2006, année Senghor. Le père de la francophonie racontait à son ami, le poète martiniquais Édouard Maunick : « La passion du français m’est venue quand, à la maternelle, la maîtresse a prononcé le mot “confiture”. » Dans son Afrique où les fruits ne connaissent pas de saisons, ce mot, confiture, dessine tout à coup des paysages où l’hiver puise dans les bocaux de l’été les saveurs des saisons évanouies. Il évoque les chaudrons nimbés de vapeurs gourmandes, les blondes mères en chignons, en tabliers à carreaux, le chat noir illustré dans les livres, au bord de la fenêtre d’une cuisine. Est-ce un hasard, Senghor épousa une Normande.
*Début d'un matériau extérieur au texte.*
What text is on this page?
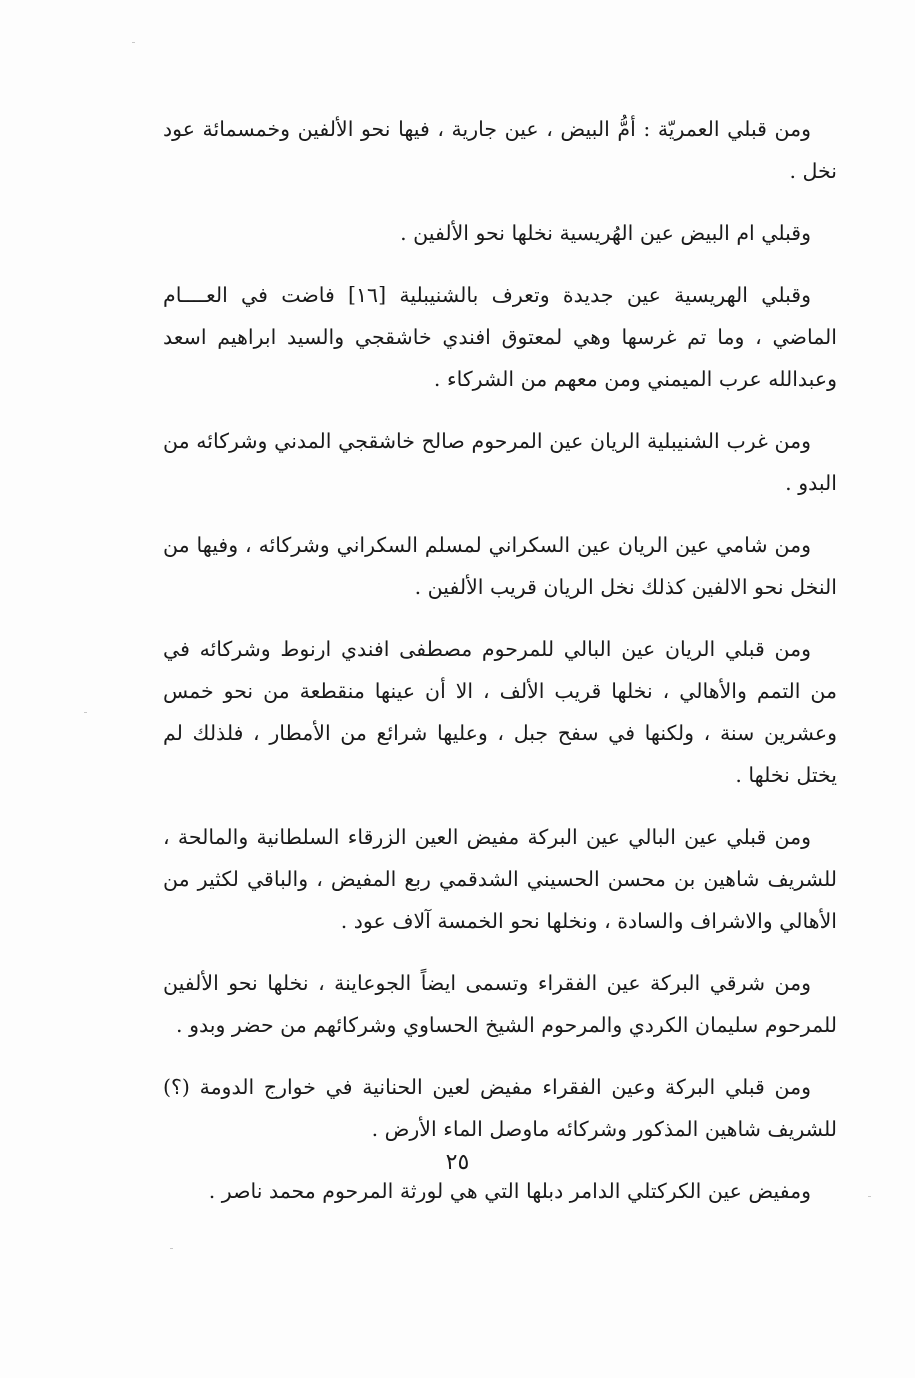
ومن قبلي العمريّة : أمُّ البيض ، عين جارية ، فيها نحو الألفين وخمسمائة عود نخل .

وقبلي ام البيض عين الهُريسية نخلها نحو الألفين .

وقبلي الهريسية عين جديدة وتعرف بالشنيبلية [١٦] فاضت في العــــام الماضي ، وما تم غرسها وهي لمعتوق افندي خاشقجي والسيد ابراهيم اسعد وعبدالله عرب الميمني ومن معهم من الشركاء .

ومن غرب الشنيبلية الريان عين المرحوم صالح خاشقجي المدني وشركائه من البدو .

ومن شامي عين الريان عين السكراني لمسلم السكراني وشركائه ، وفيها من النخل نحو الالفين كذلك نخل الريان قريب الألفين .

ومن قبلي الريان عين البالي للمرحوم مصطفى افندي ارنوط وشركائه في من التمم والأهالي ، نخلها قريب الألف ، الا أن عينها منقطعة من نحو خمس وعشرين سنة ، ولكنها في سفح جبل ، وعليها شرائع من الأمطار ، فلذلك لم يختل نخلها .

ومن قبلي عين البالي عين البركة مفيض العين الزرقاء السلطانية والمالحة ، للشريف شاهين بن محسن الحسيني الشدقمي ربع المفيض ، والباقي لكثير من الأهالي والاشراف والسادة ، ونخلها نحو الخمسة آلاف عود .

ومن شرقي البركة عين الفقراء وتسمى ايضاً الجوعاينة ، نخلها نحو الألفين للمرحوم سليمان الكردي والمرحوم الشيخ الحساوي وشركائهم من حضر وبدو .

ومن قبلي البركة وعين الفقراء مفيض لعين الحنانية في خوارج الدومة (؟) للشريف شاهين المذكور وشركائه ماوصل الماء الأرض .

ومفيض عين الكركتلي الدامر دبلها التي هي لورثة المرحوم محمد ناصر .

٢٥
Francophones, y a t-il une autre façon de faire nôtre ce français d’emprunt sinon de le manger ? Pour ma part, le premier mot dévoré fut « pain noir », celui que Sophie donnait au poney, enfoncé dans un doigt, espérant ainsi en dérober une part à la bête. Le souvenir de la morsure m’est encore cuisant. On peut toujours prendre un ouvrage de la comtesse de Ségur en guise de goûter, tant abondent dans ses pages la crème épaisse, le beurre de baratte et les fruits confits. Une musique inconnue me berça elle aussi au hasard d’une phrase : « Le sifflement lointain d’un petit train qui s’en va. » S’en va, le sifflement comme le train, dans cette construction ambiguë plutôt rare en littérature enfantine. Combien de nuits l’ai-je emprunté, ce train, pour m’endormir, dans mon pays sans trains. Il y eut aussi, peut-être en classe de neuvième, le mot « calebasse », bien francophone, bien nègre, celui-là, pioché dans un texte de Césaire. Calebasse, cucurbitacée dont la coque séchée forme un récipient. L’enfant y transportait du lait qu’il renversait en chemin. Angoisse de la calebasse.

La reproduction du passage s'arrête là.